Subtracting mean from time series in AR(1) process

Question

In Cryer and Chan the book Timer Series with Application in R. We find the following piece.

Consider the first-order autoregressive process, abbreviated AR(1), in detail.

Assume the series is stationary and satisfies.

$Y_{t} = \phi Y_{t - 1} + e_{t}$

Where $e_{t}$ is a white noise process.

We assume that the process mean has been subtracted out so that the series mean is zero.

I don't understand what this means.

Does this implicitly imply the following logic?

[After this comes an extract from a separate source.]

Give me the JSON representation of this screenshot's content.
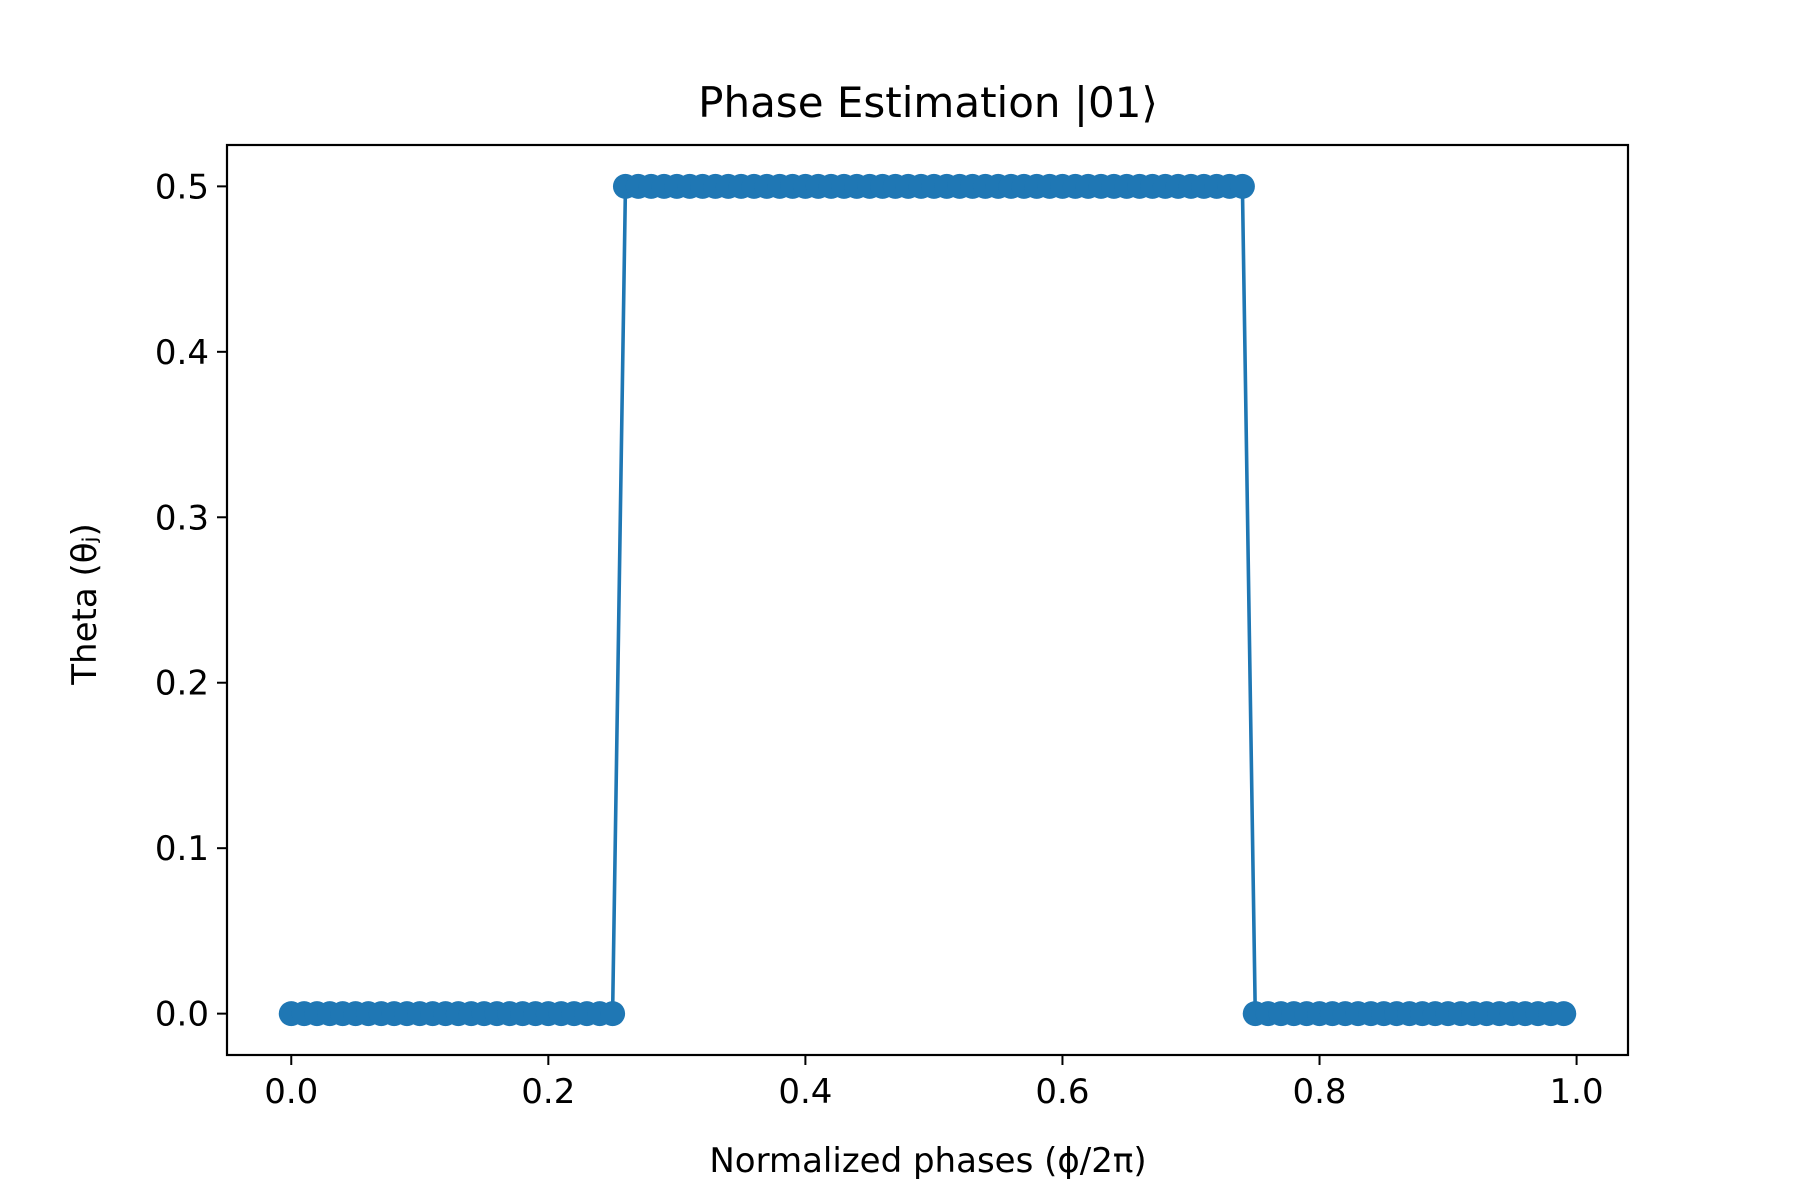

$Y_{t} = \phi Y_{t - 1} + e_{t} - \mu + \mu$

Suppose that:

$W_{t} = \phi W_{t - 1} + e_{t} + \mu$

and that:

$X_{t} = W_{t} - \mu = \phi W_{t - 1} + e_{t} - \mu + \mu$

In this case, the time series $Y_{t}$ is stochastically equal to the following time series $X_{t}$.

Am I correct?

Answer 1

Your calculations are correct but the meaning is simpler. The authors assume that $\mathbb{E}\left[Y_t\right] = 0$. If this were not the case, say $\mathbb{E}\left[Y_t\right] = \mu$, then substitute $Z_t = Y_t - \mu$ for $Y_t$ and follow along with the book.

Answer 2

If you have a stationary AR(1) process given by:

$$W_t = \mu + \phi W_{t-1} + \varepsilon_t$$

Then the mean is:

$$\mathbb{E}(W_t) = \frac{\mu}{1-\phi}$$

Note that the mean is not $\mu$ in general. If you subtract the mean and define a new process:

$$X_t := W_t - \mathbb{E}(W_t) = W_t - \frac{\mu}{1-\phi}$$

Therefore $W_t = X_t + \frac{\mu}{1-\phi}$ and you can substitute this back into the first equation to get:

$$ X_t + \frac{\mu}{1-\phi} = \mu + \phi \left(X_{t-1} + \frac{\mu}{1-\phi}\right) + \varepsilon_t $$

Or:

$$ X_t = \mu \left[1 - \frac{1}{1-\phi} + \frac{\phi}{1-\phi}\right] + \phi X_{t-1} + \varepsilon_t $$

Which is just:

$$X_t = \phi X_{t-1} + \varepsilon_t$$

This is a stationary AR(1) process with mean zero.

The issue with your derivation is that you use the wrong mean and then end up with an equation that doesn't have the same process on both sides ($X_t$ on the left and $W_{t-1}$ on the right).